光线幽暗,窗半开,日光透过竹帘,落在青砖地上,细细碎碎的光影。
王清夷端坐在书案后,光影落下,模糊了她的眉眼。
裴夫人不敢多看,垂首上前,躬身行礼。
“妾身裴氏,见过郡主娘娘,郡主娘娘金安。”
裴二娘亦步亦趋跟着行礼,声音细若蚊蚋,带着几分怯意。
“裴二见过郡主娘娘。”
二人半蹲着,屏息凝神,不敢动弹。
过了许久,上首才传来淡淡的两个字。
“起吧”
裴夫人心中一沉,刚才那点侥幸已然散尽。
郡主寻她,绝不是什么好事。
“坐下说话。
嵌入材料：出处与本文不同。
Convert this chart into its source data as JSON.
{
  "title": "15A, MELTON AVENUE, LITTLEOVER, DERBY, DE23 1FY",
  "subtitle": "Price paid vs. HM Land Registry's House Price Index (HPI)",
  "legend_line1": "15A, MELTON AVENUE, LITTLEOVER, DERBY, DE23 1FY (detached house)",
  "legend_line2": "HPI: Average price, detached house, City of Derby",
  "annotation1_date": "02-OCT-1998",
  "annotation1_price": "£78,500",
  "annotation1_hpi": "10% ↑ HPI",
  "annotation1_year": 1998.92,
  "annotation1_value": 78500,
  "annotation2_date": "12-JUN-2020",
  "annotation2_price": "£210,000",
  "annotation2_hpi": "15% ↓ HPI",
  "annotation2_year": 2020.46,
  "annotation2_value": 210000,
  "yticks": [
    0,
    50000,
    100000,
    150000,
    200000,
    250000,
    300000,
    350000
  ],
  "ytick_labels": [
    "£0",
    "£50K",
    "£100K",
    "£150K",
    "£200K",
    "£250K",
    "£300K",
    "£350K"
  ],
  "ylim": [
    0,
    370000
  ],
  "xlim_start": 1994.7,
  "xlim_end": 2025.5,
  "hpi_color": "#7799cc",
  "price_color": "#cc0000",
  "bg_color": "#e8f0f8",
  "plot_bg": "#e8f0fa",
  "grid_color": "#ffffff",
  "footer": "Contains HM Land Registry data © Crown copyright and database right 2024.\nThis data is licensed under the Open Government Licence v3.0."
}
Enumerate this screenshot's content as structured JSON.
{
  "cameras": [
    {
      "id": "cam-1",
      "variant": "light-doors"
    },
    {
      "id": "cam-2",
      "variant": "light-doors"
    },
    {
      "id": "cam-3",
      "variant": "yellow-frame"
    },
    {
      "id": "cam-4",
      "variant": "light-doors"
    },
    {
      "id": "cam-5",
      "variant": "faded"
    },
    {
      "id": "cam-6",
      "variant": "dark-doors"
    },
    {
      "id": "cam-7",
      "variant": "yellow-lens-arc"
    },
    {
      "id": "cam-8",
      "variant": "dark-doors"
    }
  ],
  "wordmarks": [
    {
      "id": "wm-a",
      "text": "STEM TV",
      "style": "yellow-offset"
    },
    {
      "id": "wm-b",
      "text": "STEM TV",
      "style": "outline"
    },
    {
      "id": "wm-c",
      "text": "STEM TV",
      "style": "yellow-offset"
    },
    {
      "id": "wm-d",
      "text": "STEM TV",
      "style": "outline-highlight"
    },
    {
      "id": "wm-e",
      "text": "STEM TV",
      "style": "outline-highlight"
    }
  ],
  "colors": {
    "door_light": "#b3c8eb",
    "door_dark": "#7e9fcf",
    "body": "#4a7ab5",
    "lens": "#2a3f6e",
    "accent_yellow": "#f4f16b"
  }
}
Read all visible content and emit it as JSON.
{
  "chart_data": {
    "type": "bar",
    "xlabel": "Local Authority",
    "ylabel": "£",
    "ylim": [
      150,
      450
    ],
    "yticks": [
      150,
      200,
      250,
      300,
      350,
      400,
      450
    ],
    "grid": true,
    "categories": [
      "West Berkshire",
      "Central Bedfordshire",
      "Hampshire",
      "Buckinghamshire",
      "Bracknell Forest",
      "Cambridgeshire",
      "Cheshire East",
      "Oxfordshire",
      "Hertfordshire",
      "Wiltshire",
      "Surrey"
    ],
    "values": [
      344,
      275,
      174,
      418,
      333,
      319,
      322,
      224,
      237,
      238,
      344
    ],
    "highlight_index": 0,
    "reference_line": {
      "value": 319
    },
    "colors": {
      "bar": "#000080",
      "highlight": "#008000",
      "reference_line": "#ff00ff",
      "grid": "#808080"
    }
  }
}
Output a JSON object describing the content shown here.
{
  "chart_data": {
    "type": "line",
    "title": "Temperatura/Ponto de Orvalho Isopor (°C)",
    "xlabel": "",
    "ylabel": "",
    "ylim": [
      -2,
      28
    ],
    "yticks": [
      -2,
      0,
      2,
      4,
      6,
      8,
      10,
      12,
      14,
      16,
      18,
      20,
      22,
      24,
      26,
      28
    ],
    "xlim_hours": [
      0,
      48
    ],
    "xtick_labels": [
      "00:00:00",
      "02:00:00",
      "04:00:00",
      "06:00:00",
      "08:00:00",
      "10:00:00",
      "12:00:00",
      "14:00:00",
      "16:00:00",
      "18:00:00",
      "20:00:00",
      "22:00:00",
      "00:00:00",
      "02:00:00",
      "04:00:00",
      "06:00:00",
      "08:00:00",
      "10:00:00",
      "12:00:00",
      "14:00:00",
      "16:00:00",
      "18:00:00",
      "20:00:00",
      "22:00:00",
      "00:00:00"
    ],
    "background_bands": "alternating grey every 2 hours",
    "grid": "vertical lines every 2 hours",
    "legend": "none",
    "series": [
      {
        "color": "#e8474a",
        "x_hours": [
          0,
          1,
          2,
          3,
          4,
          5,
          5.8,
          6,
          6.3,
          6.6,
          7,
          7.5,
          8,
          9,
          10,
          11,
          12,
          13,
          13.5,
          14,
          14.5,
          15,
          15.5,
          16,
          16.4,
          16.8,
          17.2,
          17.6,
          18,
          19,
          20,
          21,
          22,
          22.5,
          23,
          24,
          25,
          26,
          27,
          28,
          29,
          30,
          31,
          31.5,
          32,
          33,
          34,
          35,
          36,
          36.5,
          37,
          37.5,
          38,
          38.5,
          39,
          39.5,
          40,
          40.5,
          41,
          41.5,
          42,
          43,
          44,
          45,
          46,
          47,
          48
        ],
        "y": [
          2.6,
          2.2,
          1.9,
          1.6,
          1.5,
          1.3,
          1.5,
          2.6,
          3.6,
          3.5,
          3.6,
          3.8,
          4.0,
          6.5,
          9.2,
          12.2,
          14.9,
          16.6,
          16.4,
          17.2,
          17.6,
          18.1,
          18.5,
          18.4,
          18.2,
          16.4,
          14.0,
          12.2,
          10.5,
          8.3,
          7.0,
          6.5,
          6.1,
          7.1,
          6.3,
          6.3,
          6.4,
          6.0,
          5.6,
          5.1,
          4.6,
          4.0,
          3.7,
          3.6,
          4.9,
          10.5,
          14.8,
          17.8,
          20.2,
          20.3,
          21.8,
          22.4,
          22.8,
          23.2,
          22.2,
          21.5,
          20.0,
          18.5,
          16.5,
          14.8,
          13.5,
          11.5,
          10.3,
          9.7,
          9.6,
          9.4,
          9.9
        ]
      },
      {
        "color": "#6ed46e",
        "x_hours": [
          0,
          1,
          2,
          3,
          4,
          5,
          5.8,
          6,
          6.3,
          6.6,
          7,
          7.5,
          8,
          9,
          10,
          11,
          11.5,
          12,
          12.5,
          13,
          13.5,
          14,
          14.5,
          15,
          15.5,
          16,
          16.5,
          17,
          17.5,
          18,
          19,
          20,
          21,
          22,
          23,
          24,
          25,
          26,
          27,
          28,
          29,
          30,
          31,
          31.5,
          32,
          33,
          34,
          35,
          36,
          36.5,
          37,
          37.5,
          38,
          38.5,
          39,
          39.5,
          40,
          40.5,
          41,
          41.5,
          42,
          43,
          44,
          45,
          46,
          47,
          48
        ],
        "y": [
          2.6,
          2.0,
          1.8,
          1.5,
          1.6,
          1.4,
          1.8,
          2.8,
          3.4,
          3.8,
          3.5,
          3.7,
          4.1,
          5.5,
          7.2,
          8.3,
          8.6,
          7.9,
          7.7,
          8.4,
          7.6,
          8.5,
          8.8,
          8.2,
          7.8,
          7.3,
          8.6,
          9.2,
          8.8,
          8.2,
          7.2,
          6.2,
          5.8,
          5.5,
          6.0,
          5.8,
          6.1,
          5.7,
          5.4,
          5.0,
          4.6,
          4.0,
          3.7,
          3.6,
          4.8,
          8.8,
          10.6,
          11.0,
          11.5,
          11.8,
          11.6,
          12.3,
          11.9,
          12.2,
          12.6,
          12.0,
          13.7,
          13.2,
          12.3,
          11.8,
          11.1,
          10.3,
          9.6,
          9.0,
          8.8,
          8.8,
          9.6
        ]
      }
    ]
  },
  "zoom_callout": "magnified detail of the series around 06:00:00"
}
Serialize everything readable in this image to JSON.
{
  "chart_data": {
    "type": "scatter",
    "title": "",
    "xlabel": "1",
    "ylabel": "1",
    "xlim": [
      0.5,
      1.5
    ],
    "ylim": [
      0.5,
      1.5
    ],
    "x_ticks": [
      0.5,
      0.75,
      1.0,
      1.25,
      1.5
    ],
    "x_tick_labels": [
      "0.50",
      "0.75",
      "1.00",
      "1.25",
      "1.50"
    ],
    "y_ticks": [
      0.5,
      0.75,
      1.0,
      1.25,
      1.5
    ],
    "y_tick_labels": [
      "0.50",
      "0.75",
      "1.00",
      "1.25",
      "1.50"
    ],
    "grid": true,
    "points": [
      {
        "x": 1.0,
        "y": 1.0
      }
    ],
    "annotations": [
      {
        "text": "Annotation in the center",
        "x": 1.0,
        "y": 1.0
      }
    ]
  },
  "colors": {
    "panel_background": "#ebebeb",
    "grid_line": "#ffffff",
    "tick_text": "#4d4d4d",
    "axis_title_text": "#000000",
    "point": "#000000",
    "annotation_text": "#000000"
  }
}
”
王清夷抬了抬下颌,示意二人落座。
裴夫人与裴二娘战战兢兢挨着凳子坐下,却只敢坐小半边,脊背绷得笔直。
王清夷垂眸看向裴二娘,目光落在她面上。
方才在花厅隔着距离,只觉这裴二娘生得温婉,面相模糊。
此刻近前,才看清那眉眼间的端倪。
山根处隐隐有断折之痕,分明是破祖离宗之相。
印堂深陷,日角晦暗如蒙尘,父宫大凶。
其父行逆天悖乱之事,终将累及满门。
她眸光微转,落在裴夫人面上。
眉骨高凸而压目,眼神流荡不聚,不敢与她直视。
夫宫狼顾之相。
王清夷手指放在扶手上,轻轻叩击。
那裴大人,竟是三姓家奴。
叩击声不疾不徐,一下一下敲在裴夫人心上。
呼吸渐渐有些微促。
王清夷收回视线,看了眼蔷薇,端起茶盏。
蔷薇眸光微动,唇角浮起一抹浅笑。
“裴夫人,二娘子,我家郡主此刻恰好有要事处理,不便久留,改日再专程请二位过府叙话,今日便先请回吧。”
这番话让裴夫人满心疑惑,可更多的却是松了口气,连忙起身行礼告退,领着裴二娘匆匆退出了书房。
王清夷目送她二人走出书房,垂眸沉思。
杭州府这两年升调入京的官员,少说也有七八个。